Soprattutto gli uomini.
«In una società patriarcale globale, il maschio ha delle prerogative di nascita: si crede superiore alla donna e non si è ancora capito per quale motivo. Non vivendo quello che la donna vive tutti i giorni, non riesce a capire quanto sia difficile essere donne da sempre in questo mondo. E quanto sia difficile uscire da una situazione di violenza, anche perché la maggior parte delle donne che la subisce non subito capisce che si tratta di violenza. A volte, la violenza viene fuori nel lungo periodo. Ci sono tre fasi. C’è un inizio, qualche parola, magari una violenza contro un oggetto, l’uomo che butta a terra qualcosa. Poi, arriva la prima sberla all’interno di un sistema manipolatorio: la maggior parte sono manipolatori e narcisisti maligni. Non te ne rendi conto e ti colpevolizzi».

Terza fase.
«La luna di miele: lui cambia atteggiamento, è carino, ma non è altro che il preludio di qualcosa di peggiore. E quando questo ciclo ricomincia, la violenza aumenta sempre di più sino a sfociare nei femminicidi».

Educare al rispetto.
«Ovunque, nella famiglia, nella scuola, sui luoghi di lavoro. E non bisogna fare come gli struzzi».
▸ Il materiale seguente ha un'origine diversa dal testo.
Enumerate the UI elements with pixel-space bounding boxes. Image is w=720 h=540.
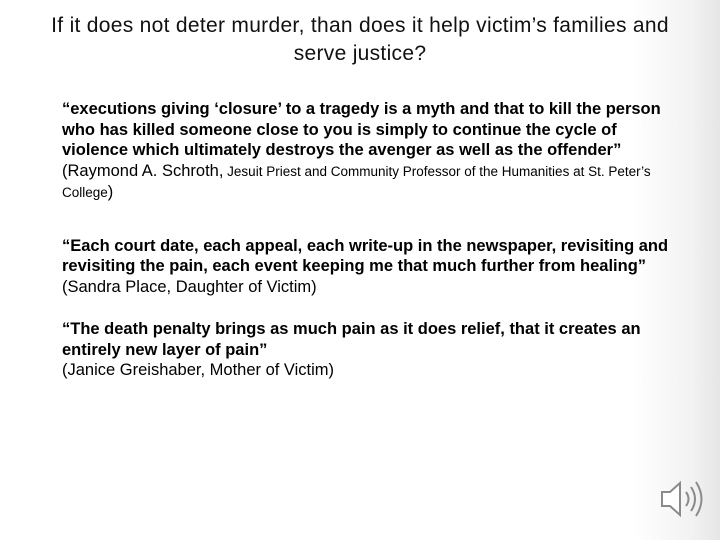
slide-body bbox=[62, 99, 672, 381]
quote-attribution: (Sandra Place, Daughter of Victim) bbox=[62, 277, 317, 296]
quote-attribution bbox=[62, 161, 672, 204]
quote-text: “The death penalty brings as much pain as it does relief, that it creates an entirely new layer of pain” bbox=[62, 320, 641, 359]
quote-greishaber bbox=[62, 319, 672, 381]
quote-text: “executions giving ‘closure’ to a tragedy is a myth and that to kill the person who has killed someone close to you is simply to continue the cycle of violence which ultimately destroys the avenger as well as the offender” bbox=[62, 100, 661, 159]
quote-place bbox=[62, 236, 672, 298]
quote-text: “Each court date, each appeal, each write-up in the newspaper, revisiting and revisiting the pain, each event keeping me that much further from healing” bbox=[62, 236, 669, 275]
quote-attribution: (Janice Greishaber, Mother of Victim) bbox=[62, 361, 335, 379]
spacer bbox=[62, 204, 672, 236]
slide-title: If it does not deter murder, than does it help victim’s families and serve justice? bbox=[51, 14, 669, 65]
speaker-sound-icon-svg bbox=[650, 470, 710, 530]
attribution-open-paren: ( bbox=[62, 161, 68, 180]
attribution-close-paren: ) bbox=[107, 183, 114, 201]
speaker-sound-icon[interactable] bbox=[650, 470, 710, 530]
attribution-name: Raymond A. Schroth, bbox=[67, 161, 224, 180]
spacer bbox=[62, 297, 672, 319]
quote-schroth bbox=[62, 99, 672, 204]
attribution-detail: Jesuit Priest and Community Professor of the Humanities at St. Peter’s College bbox=[62, 163, 651, 200]
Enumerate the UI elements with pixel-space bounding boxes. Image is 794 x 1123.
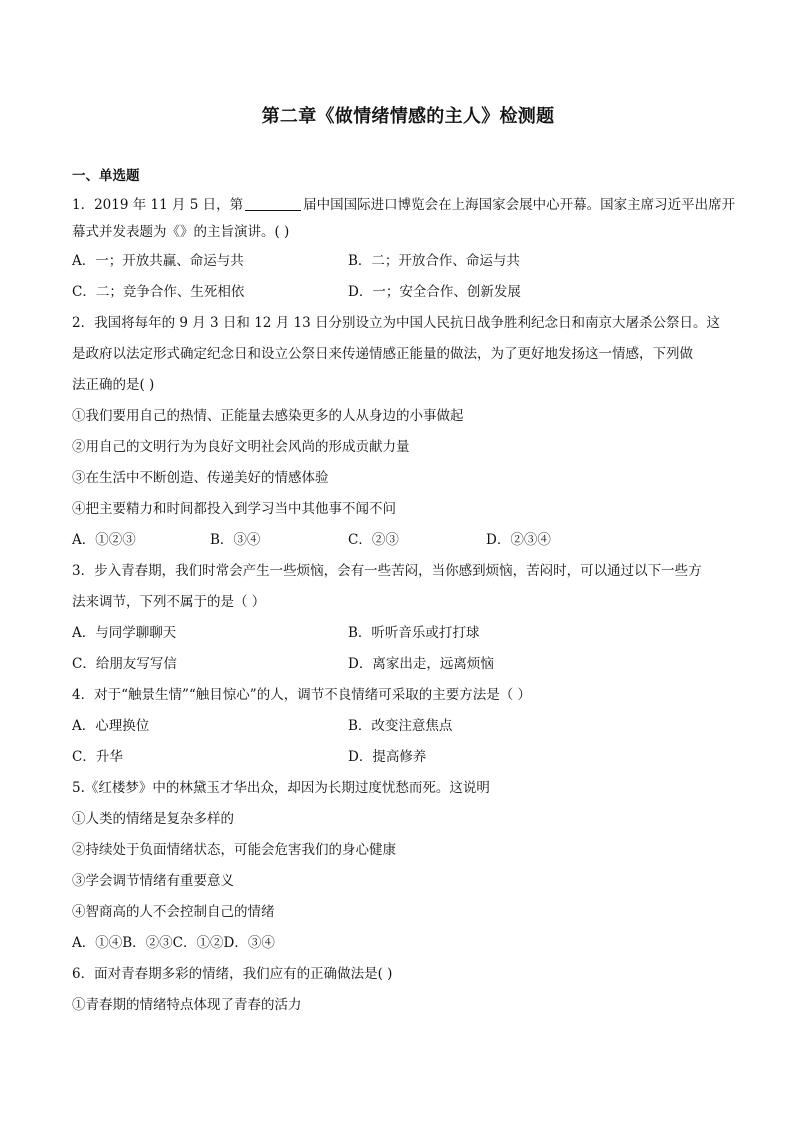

Lei voleva fare il magistrato. Adesso?
«Intanto c’è chi mi ha suggerito che la mia tesi potrebbe trasformarsi in un libro o in uno strumento affinché si abbia una consapevolezza maggiore della complessità del fenomeno. Perché non basta dire: ‘Vai a denunciare’».

Il suo obiettivo nella vita?
«Aiutare chi soffre. E ciò mi rende felice».